Geometry Enhanced Optimal Control Technique for Acrobatic Flip Motion of Quadcopter

TL;DR

This paper introduces a geometry-enhanced finite time θ-D control method for VP quadcopters, enabling efficient and singularity-free acrobatic flips with near-optimal feedback control.

Contribution

It proposes a novel control strategy combining geometric techniques with finite time θ-D control for acrobatic flips in VP quadcopters, improving efficiency and avoiding singularities.

Findings

Effective control of acrobatic flips demonstrated in simulations

Reduced computational complexity compared to SDRE technique

Singularity issues in rotation matrices are successfully avoided

Abstract

A nonlinear optimal control strategy, named the geometry enhanced finite time $\boldsymbol{\theta-}$D technique, is proposed to manipulate the acrobatic flip flight of variable pitch (VP) quadcopter unmanned aerial vehicles (abbreviated as VP copter). A unique superiority of the VP copter, which can provide the thrust in both positive and negative vertical directions by varying the pitch angles of blades, facilitates the acrobatic flip motion.
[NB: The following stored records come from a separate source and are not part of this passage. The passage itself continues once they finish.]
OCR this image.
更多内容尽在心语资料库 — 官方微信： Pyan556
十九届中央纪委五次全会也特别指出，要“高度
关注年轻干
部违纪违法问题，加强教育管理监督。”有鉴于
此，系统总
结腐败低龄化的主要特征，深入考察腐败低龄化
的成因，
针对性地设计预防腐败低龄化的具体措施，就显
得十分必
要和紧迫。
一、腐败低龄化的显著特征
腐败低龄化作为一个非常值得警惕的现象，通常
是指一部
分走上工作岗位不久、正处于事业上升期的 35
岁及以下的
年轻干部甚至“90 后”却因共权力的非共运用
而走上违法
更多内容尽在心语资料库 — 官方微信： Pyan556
The finite time $\boldsymbol{\theta-}$D technique can offer a closed-form near-optimal state feedback control law with online computational efficiency as compared with the finite time state-dependent Riccati equation (SDRE) technique. Meanwhile, by virtue of the geometric technique, the singularity issue of the rotation matrix in the acrobatic flip maneuver can be avoided. The simulation experiments verify the proposed control strategy is effective and efficient.